Dióscoro Puebla (CC3.0)
Desembarque de Cristóvão Colombo na América

Para esses povos todos houve um período de maturidade único, como há na vida de um homem? O homem tem uma maturidade só; depois ele já sabe o que o espera. Todos somos condenados à morte, e sentimos cada vez mais que a sepultura se aproxima de nós.

Também numa fruta a maturidade corresponde ao estado no qual ela atingiu sua própria perfeição, todas as suas energias internas deram tudo quanto deviam dar, todo o esplendor e força da casca, todo o suco da polpa, toda a riqueza da semente, tudo está realizado. Ela está pronta para o quê? Para morrer. Referindo-nos ao auge de maturidade da fruta, começamos a falar do início de sua velhice. Aos poucos ela vai perdendo sua força, as abelhas, os mosquitos, os passarinhos de toda ordem, misteriosamente tocados pelo instinto, percebem que ela está mole, e podem bicá-la à vontade. Na medida em que ela for envelhecendo, vai se tornando melhor banquete para eles. Em certo momento, o pedúnculo – coisa tão insignificante, quando se pensa na fruta – perde sua força, ela cai no chão e é o desastre: a fruta se esborracha. Então vira o banquete, não mais dos animais que voam pelo ar, mas dos que se arrastam na terra. Torna-se vítima das minhocas e de toda espécie de animais repelentes. Outros animais maiores a pisam e esmagam inadvertidamente, e ela se desintegra.

Então, cada povo tem também uma só maturidade e depois desaparece, ou possui várias infâncias, várias maturidades, vários declínios, várias velhices? E continuando a ser ele mesmo, se reconstruir de dentro de suas próprias cinzas e passar a ser novamente uma grande nação?

São bonitas perguntas, mesmo quando não se possui resposta, ou se têm apenas umas pontas de resposta para elas. Isso eleva o espírito, a pessoa fica com os horizontes mais largos.

Outras reflexões históricas

Eu seria levado a dizer que, normalmente, isso não pode acontecer, mas que por desígnios especiais da Providência é possível. De algum modo isso se realizou na Espanha.

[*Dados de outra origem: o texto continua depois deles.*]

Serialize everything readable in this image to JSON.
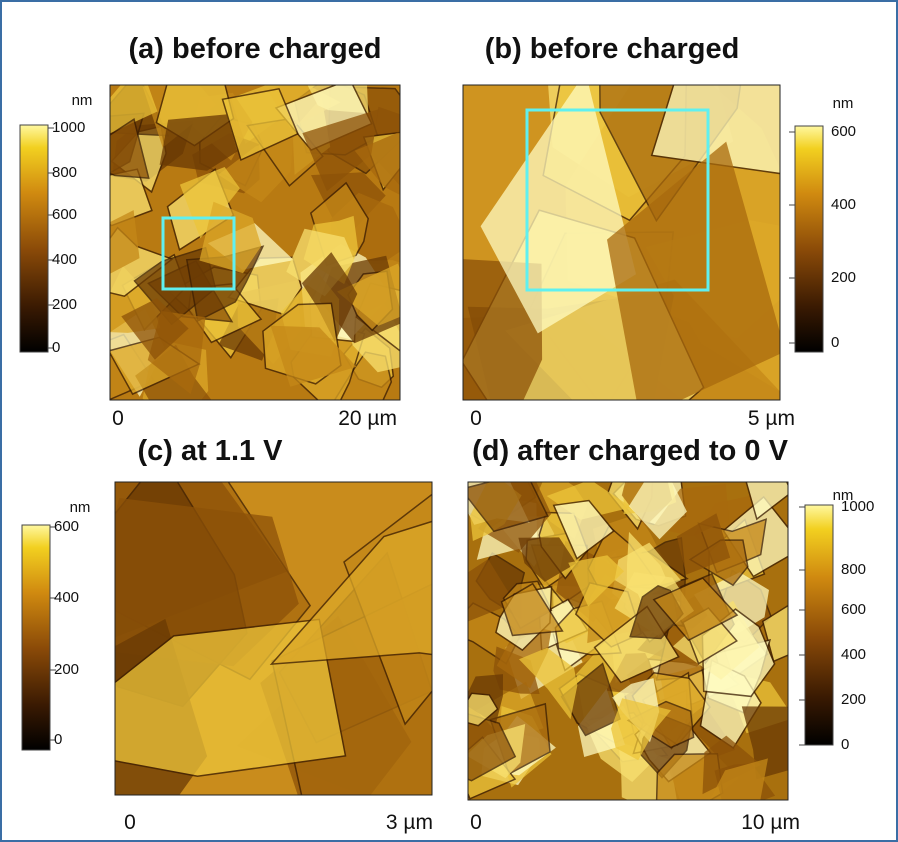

Antes da invasão dos mouros, a Espanha visigótica tinha alguma importância dentro das neblinas e do caos semibárbaro da Europa daquele tempo. Infelizmente, ela teve bispos e príncipes que favoreceram a entrada dos maometanos. A nação espanhola levou oitocentos anos para expulsar os maometanos, mas depois veio a dar na grande Espanha de Carlos V e de Felipe II, e povoou imensidades sem fim na América, que continuam a vida dela.

Mesmo assim, a questão é discutível, porque não se sabe se ela teria chegado à sua maturidade nos tempos visigóticos, ou se foi traída na sua infância.

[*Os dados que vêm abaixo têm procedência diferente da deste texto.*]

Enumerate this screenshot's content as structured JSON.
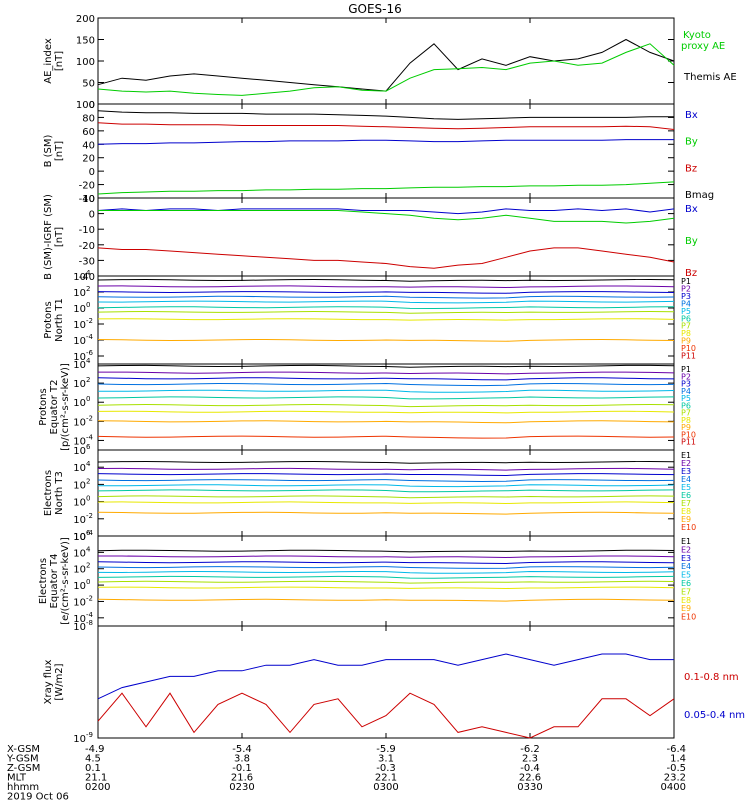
{
  "title": "GOES-16",
  "colors": {
    "black": "#000000",
    "green": "#00cc00",
    "blue": "#0000cc",
    "red": "#cc0000",
    "P1": "#000000",
    "P2": "#6a00a8",
    "P3": "#0000cc",
    "P4": "#0070e0",
    "P5": "#00b8e8",
    "P6": "#00c8a0",
    "P7": "#a8e000",
    "P8": "#e8e800",
    "P9": "#ffaa00",
    "P10": "#ee3300",
    "P11": "#cc0000"
  },
  "panels": [
    {
      "ylabel": [
        "AE_index",
        "[nT]"
      ],
      "yticks": [
        "200",
        "150",
        "100",
        "50",
        "0"
      ],
      "legend": [
        {
          "text": "Kyoto",
          "color": "green"
        },
        {
          "text": "proxy AE",
          "color": "green"
        },
        {
          "text": "Themis AE",
          "color": "black"
        }
      ]
    },
    {
      "ylabel": [
        "B (SM)",
        "[nT]"
      ],
      "yticks": [
        "100",
        "80",
        "60",
        "40",
        "20",
        "0",
        "-20",
        "-40"
      ],
      "legend": [
        {
          "text": "Bx",
          "color": "blue"
        },
        {
          "text": "By",
          "color": "green"
        },
        {
          "text": "Bz",
          "color": "red"
        },
        {
          "text": "Bmag",
          "color": "black"
        }
      ]
    },
    {
      "ylabel": [
        "B (SM)-IGRF (SM)",
        "[nT]"
      ],
      "yticks": [
        "10",
        "0",
        "-10",
        "-20",
        "-30",
        "-40"
      ],
      "legend": [
        {
          "text": "Bx",
          "color": "blue"
        },
        {
          "text": "By",
          "color": "green"
        },
        {
          "text": "Bz",
          "color": "red"
        }
      ]
    },
    {
      "ylabel": [
        "Protons",
        "North T1"
      ],
      "ytick_base": "10",
      "ytick_exps": [
        "4",
        "2",
        "0",
        "-2",
        "-4",
        "-6"
      ],
      "legend": [
        "P1",
        "P2",
        "P3",
        "P4",
        "P5",
        "P6",
        "P7",
        "P8",
        "P9",
        "P10",
        "P11"
      ]
    },
    {
      "ylabel": [
        "Protons",
        "Equator T2",
        "[p/(cm²-s-sr-keV)]"
      ],
      "ytick_base": "10",
      "ytick_exps": [
        "4",
        "2",
        "0",
        "-2",
        "-4"
      ],
      "legend": [
        "P1",
        "P2",
        "P3",
        "P4",
        "P5",
        "P6",
        "P7",
        "P8",
        "P9",
        "P10",
        "P11"
      ]
    },
    {
      "ylabel": [
        "Electrons",
        "North T3"
      ],
      "ytick_base": "10",
      "ytick_exps": [
        "6",
        "4",
        "2",
        "0",
        "-2",
        "-4"
      ],
      "legend": [
        "E1",
        "E2",
        "E3",
        "E4",
        "E5",
        "E6",
        "E7",
        "E8",
        "E9",
        "E10"
      ]
    },
    {
      "ylabel": [
        "Electrons",
        "Equator T4",
        "[e/(cm²-s-sr-keV)]"
      ],
      "ytick_base": "10",
      "ytick_exps": [
        "6",
        "4",
        "2",
        "0",
        "-2",
        "-4"
      ],
      "legend": [
        "E1",
        "E2",
        "E3",
        "E4",
        "E5",
        "E6",
        "E7",
        "E8",
        "E9",
        "E10"
      ]
    },
    {
      "ylabel": [
        "Xray flux",
        "[W/m2]"
      ],
      "ytick_base": "10",
      "ytick_exps": [
        "-8",
        "-9"
      ],
      "legend": [
        {
          "text": "0.1-0.8 nm",
          "color": "red"
        },
        {
          "text": "0.05-0.4 nm",
          "color": "blue"
        }
      ]
    }
  ],
  "ephemeris": {
    "row_labels": [
      "X-GSM",
      "Y-GSM",
      "Z-GSM",
      "MLT",
      "hhmm",
      "2019 Oct 06"
    ],
    "columns": [
      [
        "-4.9",
        "4.5",
        "0.1",
        "21.1",
        "0200"
      ],
      [
        "-5.4",
        "3.8",
        "-0.1",
        "21.6",
        "0230"
      ],
      [
        "-5.9",
        "3.1",
        "-0.3",
        "22.1",
        "0300"
      ],
      [
        "-6.2",
        "2.3",
        "-0.4",
        "22.6",
        "0330"
      ],
      [
        "-6.4",
        "1.4",
        "-0.5",
        "23.2",
        "0400"
      ]
    ]
  },
  "chart_data": {
    "type": "line",
    "title": "GOES-16",
    "date": "2019 Oct 06",
    "x_unit": "hhmm UT",
    "x_ticks": [
      "0200",
      "0230",
      "0300",
      "0330",
      "0400"
    ],
    "xlim": [
      "0200",
      "0400"
    ],
    "x": [
      "0200",
      "0205",
      "0210",
      "0215",
      "0220",
      "0225",
      "0230",
      "0235",
      "0240",
      "0245",
      "0250",
      "0255",
      "0300",
      "0305",
      "0310",
      "0315",
      "0320",
      "0325",
      "0330",
      "0335",
      "0340",
      "0345",
      "0350",
      "0355",
      "0400"
    ],
    "panels": [
      {
        "name": "AE_index",
        "unit": "nT",
        "scale": "linear",
        "ylim": [
          0,
          200
        ],
        "series": [
          {
            "name": "Themis AE",
            "color": "black",
            "values": [
              45,
              60,
              55,
              65,
              70,
              65,
              60,
              55,
              50,
              45,
              40,
              35,
              30,
              95,
              140,
              80,
              105,
              90,
              110,
              100,
              105,
              120,
              150,
              120,
              100
            ]
          },
          {
            "name": "Kyoto proxy AE",
            "color": "green",
            "values": [
              35,
              30,
              28,
              30,
              25,
              22,
              20,
              25,
              30,
              38,
              40,
              32,
              30,
              60,
              80,
              82,
              85,
              80,
              95,
              100,
              90,
              95,
              120,
              140,
              90
            ]
          }
        ]
      },
      {
        "name": "B (SM)",
        "unit": "nT",
        "scale": "linear",
        "ylim": [
          -40,
          100
        ],
        "series": [
          {
            "name": "Bmag",
            "color": "black",
            "values": [
              90,
              88,
              87,
              87,
              86,
              86,
              86,
              85,
              85,
              85,
              84,
              83,
              82,
              80,
              78,
              77,
              78,
              79,
              80,
              80,
              80,
              80,
              80,
              81,
              81
            ]
          },
          {
            "name": "Bz",
            "color": "red",
            "values": [
              72,
              70,
              70,
              69,
              69,
              69,
              68,
              68,
              68,
              68,
              68,
              67,
              66,
              65,
              64,
              63,
              64,
              65,
              66,
              66,
              66,
              66,
              67,
              66,
              62
            ]
          },
          {
            "name": "Bx",
            "color": "blue",
            "values": [
              40,
              41,
              41,
              42,
              42,
              43,
              44,
              44,
              45,
              45,
              45,
              46,
              46,
              45,
              44,
              44,
              45,
              46,
              46,
              46,
              46,
              46,
              47,
              47,
              47
            ]
          },
          {
            "name": "By",
            "color": "green",
            "values": [
              -34,
              -32,
              -31,
              -30,
              -30,
              -29,
              -29,
              -28,
              -28,
              -27,
              -27,
              -26,
              -26,
              -25,
              -24,
              -24,
              -23,
              -23,
              -22,
              -22,
              -21,
              -21,
              -20,
              -18,
              -16
            ]
          }
        ]
      },
      {
        "name": "B (SM)-IGRF (SM)",
        "unit": "nT",
        "scale": "linear",
        "ylim": [
          -40,
          10
        ],
        "series": [
          {
            "name": "Bx",
            "color": "blue",
            "values": [
              2,
              3,
              2,
              3,
              3,
              2,
              3,
              3,
              3,
              3,
              3,
              2,
              2,
              2,
              1,
              0,
              1,
              3,
              2,
              2,
              3,
              2,
              3,
              1,
              3
            ]
          },
          {
            "name": "By",
            "color": "green",
            "values": [
              2,
              2,
              2,
              2,
              2,
              2,
              2,
              2,
              2,
              2,
              2,
              1,
              0,
              -1,
              -3,
              -4,
              -3,
              -1,
              -3,
              -5,
              -5,
              -5,
              -6,
              -5,
              -3
            ]
          },
          {
            "name": "Bz",
            "color": "red",
            "values": [
              -22,
              -23,
              -23,
              -24,
              -25,
              -26,
              -27,
              -28,
              -29,
              -30,
              -30,
              -31,
              -32,
              -34,
              -35,
              -33,
              -32,
              -28,
              -24,
              -22,
              -22,
              -24,
              -26,
              -28,
              -31
            ]
          }
        ]
      },
      {
        "name": "Protons North T1",
        "unit": "p/(cm2-s-sr-keV)",
        "scale": "log",
        "ylim_exp": [
          -7,
          4
        ],
        "series_names": [
          "P1",
          "P2",
          "P3",
          "P4",
          "P5",
          "P6",
          "P7",
          "P8",
          "P9",
          "P10",
          "P11"
        ],
        "series_log10_levels": [
          3.5,
          2.7,
          2.0,
          1.4,
          0.8,
          0.1,
          -0.5,
          -1.4,
          -4,
          null,
          null
        ]
      },
      {
        "name": "Protons Equator T2",
        "unit": "p/(cm2-s-sr-keV)",
        "scale": "log",
        "ylim_exp": [
          -5,
          4
        ],
        "series_names": [
          "P1",
          "P2",
          "P3",
          "P4",
          "P5",
          "P6",
          "P7",
          "P8",
          "P9",
          "P10",
          "P11"
        ],
        "series_log10_levels": [
          3.8,
          3.1,
          2.5,
          1.9,
          1.2,
          0.5,
          -0.3,
          -1.0,
          -2.0,
          -3.6,
          null
        ]
      },
      {
        "name": "Electrons North T3",
        "unit": "e/(cm2-s-sr-keV)",
        "scale": "log",
        "ylim_exp": [
          -4,
          6
        ],
        "series_names": [
          "E1",
          "E2",
          "E3",
          "E4",
          "E5",
          "E6",
          "E7",
          "E8",
          "E9",
          "E10"
        ],
        "series_log10_levels": [
          4.6,
          3.8,
          3.2,
          2.5,
          1.9,
          1.3,
          0.6,
          -0.1,
          -1.3,
          null
        ]
      },
      {
        "name": "Electrons Equator T4",
        "unit": "e/(cm2-s-sr-keV)",
        "scale": "log",
        "ylim_exp": [
          -5,
          6
        ],
        "series_names": [
          "E1",
          "E2",
          "E3",
          "E4",
          "E5",
          "E6",
          "E7",
          "E8",
          "E9",
          "E10"
        ],
        "series_log10_levels": [
          4.2,
          3.5,
          2.8,
          2.2,
          1.6,
          1.0,
          0.4,
          -0.3,
          -1.8,
          null
        ]
      },
      {
        "name": "Xray flux",
        "unit": "W/m2",
        "scale": "log",
        "ylim_exp": [
          -9,
          -8
        ],
        "series": [
          {
            "name": "0.05-0.4 nm",
            "color": "blue",
            "log10_values": [
              -8.65,
              -8.55,
              -8.5,
              -8.45,
              -8.45,
              -8.4,
              -8.4,
              -8.35,
              -8.35,
              -8.3,
              -8.35,
              -8.35,
              -8.3,
              -8.3,
              -8.3,
              -8.35,
              -8.3,
              -8.25,
              -8.3,
              -8.35,
              -8.3,
              -8.25,
              -8.25,
              -8.3,
              -8.3
            ]
          },
          {
            "name": "0.1-0.8 nm",
            "color": "red",
            "log10_values": [
              -8.85,
              -8.6,
              -8.9,
              -8.6,
              -8.95,
              -8.7,
              -8.6,
              -8.7,
              -8.95,
              -8.7,
              -8.65,
              -8.9,
              -8.8,
              -8.6,
              -8.7,
              -8.95,
              -8.9,
              -8.95,
              -9.0,
              -8.9,
              -8.9,
              -8.65,
              -8.65,
              -8.8,
              -8.65
            ]
          }
        ]
      }
    ]
  }
}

Não obstante, essas considerações nos servem como uma introdução a reflexões históricas e para nos dar o gosto das leituras históricas, a compreensão do passado e tudo quanto ele diz para o presente.

Teodoro Reis

“Quando me refiro à França, eu me acendo”

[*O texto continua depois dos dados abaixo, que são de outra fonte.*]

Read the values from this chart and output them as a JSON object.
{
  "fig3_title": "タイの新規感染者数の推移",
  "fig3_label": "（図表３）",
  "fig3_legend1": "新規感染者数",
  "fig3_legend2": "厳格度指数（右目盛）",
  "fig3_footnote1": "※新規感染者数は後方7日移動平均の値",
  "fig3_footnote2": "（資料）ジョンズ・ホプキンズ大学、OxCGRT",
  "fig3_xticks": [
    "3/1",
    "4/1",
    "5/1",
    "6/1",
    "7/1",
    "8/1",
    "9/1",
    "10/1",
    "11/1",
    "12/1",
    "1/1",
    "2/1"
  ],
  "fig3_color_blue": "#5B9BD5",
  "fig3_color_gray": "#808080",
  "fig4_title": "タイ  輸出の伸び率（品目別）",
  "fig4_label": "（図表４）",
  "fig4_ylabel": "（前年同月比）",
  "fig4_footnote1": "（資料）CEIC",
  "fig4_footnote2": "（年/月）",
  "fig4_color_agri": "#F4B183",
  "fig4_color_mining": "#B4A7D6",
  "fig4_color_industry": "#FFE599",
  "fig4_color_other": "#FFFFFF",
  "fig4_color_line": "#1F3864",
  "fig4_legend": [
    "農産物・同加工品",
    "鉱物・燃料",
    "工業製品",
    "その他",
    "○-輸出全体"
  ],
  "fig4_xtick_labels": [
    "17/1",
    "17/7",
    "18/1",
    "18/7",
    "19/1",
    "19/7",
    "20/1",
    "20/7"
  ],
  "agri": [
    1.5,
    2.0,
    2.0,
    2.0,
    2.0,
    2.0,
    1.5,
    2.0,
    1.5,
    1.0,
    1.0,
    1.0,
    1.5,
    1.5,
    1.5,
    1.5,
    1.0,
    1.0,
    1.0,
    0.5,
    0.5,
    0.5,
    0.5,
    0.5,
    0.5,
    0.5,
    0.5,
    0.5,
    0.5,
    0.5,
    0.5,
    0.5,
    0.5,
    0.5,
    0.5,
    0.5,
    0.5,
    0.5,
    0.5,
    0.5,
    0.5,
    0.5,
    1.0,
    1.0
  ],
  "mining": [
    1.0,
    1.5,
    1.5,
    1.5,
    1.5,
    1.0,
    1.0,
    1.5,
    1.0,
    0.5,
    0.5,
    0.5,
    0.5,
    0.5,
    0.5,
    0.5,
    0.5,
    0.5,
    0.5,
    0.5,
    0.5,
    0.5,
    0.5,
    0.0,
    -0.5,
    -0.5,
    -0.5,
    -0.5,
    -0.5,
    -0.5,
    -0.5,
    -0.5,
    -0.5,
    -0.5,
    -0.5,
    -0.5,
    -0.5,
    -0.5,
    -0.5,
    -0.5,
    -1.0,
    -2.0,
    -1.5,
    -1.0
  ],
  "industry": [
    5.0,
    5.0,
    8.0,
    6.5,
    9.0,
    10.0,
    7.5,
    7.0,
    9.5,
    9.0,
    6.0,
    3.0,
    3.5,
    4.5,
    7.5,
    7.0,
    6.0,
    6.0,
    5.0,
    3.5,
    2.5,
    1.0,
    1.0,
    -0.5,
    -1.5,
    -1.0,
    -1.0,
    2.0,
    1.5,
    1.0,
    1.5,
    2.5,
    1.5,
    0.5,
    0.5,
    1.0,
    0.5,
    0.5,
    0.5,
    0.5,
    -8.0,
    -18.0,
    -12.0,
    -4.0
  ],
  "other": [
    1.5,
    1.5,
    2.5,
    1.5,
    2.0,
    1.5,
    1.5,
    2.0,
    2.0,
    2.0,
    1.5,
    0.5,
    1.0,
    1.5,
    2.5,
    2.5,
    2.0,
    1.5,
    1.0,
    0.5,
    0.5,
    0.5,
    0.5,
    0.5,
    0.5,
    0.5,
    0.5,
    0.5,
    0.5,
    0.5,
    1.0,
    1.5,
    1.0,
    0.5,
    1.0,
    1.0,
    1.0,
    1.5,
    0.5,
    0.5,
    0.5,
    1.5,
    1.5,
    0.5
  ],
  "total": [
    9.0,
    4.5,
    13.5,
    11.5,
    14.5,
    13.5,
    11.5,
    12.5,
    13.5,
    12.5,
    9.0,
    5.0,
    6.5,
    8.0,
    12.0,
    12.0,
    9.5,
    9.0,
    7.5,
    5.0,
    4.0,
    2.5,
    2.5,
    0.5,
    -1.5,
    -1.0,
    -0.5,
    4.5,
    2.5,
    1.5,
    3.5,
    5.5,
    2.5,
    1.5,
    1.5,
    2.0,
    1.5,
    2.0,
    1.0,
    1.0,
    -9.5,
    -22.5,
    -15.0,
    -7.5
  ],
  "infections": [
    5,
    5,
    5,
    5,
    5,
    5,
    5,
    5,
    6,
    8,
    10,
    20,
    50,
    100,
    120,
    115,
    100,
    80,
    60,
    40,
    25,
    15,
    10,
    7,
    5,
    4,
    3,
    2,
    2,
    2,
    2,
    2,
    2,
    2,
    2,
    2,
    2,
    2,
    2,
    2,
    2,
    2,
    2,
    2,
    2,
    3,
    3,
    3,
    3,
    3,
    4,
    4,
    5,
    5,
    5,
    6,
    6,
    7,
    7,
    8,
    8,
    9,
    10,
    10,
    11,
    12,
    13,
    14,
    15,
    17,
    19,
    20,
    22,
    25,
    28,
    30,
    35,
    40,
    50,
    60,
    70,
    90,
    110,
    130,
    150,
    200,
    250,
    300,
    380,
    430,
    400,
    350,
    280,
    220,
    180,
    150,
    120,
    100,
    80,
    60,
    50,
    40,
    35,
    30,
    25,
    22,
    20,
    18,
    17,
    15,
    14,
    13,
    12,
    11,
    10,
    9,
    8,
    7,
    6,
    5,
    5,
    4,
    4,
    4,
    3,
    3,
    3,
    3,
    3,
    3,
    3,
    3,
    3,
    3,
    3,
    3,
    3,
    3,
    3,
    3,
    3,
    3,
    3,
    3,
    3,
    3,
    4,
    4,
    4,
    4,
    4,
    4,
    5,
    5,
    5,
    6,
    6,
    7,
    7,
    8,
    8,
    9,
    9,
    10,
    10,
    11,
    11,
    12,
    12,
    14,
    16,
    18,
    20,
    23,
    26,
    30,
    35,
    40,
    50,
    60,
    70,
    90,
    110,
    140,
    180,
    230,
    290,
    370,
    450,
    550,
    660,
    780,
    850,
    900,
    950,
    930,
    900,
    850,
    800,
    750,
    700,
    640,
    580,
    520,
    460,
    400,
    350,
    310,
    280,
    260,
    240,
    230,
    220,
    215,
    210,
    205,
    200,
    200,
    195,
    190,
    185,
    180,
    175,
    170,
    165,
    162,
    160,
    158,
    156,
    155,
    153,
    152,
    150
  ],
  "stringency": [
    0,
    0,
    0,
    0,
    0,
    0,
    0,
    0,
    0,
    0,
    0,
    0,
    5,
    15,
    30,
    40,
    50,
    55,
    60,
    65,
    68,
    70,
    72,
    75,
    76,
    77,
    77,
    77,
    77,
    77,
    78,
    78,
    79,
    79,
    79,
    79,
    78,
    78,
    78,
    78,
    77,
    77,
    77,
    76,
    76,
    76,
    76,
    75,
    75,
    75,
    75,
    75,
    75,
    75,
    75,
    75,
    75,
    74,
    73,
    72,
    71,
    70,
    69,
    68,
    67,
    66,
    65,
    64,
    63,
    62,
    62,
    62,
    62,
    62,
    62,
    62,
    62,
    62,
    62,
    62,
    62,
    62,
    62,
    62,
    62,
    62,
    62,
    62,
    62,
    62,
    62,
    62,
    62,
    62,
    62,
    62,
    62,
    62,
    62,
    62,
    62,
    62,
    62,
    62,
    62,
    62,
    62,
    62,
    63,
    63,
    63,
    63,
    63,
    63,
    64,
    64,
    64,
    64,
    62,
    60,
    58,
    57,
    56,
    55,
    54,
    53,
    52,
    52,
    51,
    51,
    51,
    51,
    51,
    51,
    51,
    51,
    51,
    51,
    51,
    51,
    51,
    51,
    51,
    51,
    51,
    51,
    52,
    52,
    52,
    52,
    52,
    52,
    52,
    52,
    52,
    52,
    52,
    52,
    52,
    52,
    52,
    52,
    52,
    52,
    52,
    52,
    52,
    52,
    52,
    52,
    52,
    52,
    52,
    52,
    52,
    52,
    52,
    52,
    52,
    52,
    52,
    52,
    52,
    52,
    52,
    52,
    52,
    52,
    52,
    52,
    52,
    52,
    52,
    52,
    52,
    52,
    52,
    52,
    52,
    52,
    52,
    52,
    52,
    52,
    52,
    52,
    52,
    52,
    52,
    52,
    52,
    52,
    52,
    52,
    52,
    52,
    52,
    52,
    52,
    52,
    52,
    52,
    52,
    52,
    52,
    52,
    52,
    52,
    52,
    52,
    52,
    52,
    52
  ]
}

Termino com uma reminiscência de minha infância. A História que começou e continua a ser para mim um ponto de atração sensibilíssimo é a História da França. Costumo tratar com atenção, com interesse da História de vários povos. Mas quando me refiro à França, eu me acendo. Não é um povo do qual eu descenda, mas não é preciso descender da Lua para admirá-la. É até mais insuspeita a homenagem de quem não descende.

Comecei a me interessar pela História no choque entre a tradição doméstica, na qual eu vivia, e o ambiente moderno onde estava entrando, quando, de repente, lendo as conferências de La Université des Annales, realizadas com a linguagem leve, atraente, interessante, que é um dom característico do povo francês, e nas quais os personagens históricos eram representados por atores de teatro com trajes e ao som de músicas da época em questão, pensei: “Mas isso aqui parece com o que eu quero conservar!”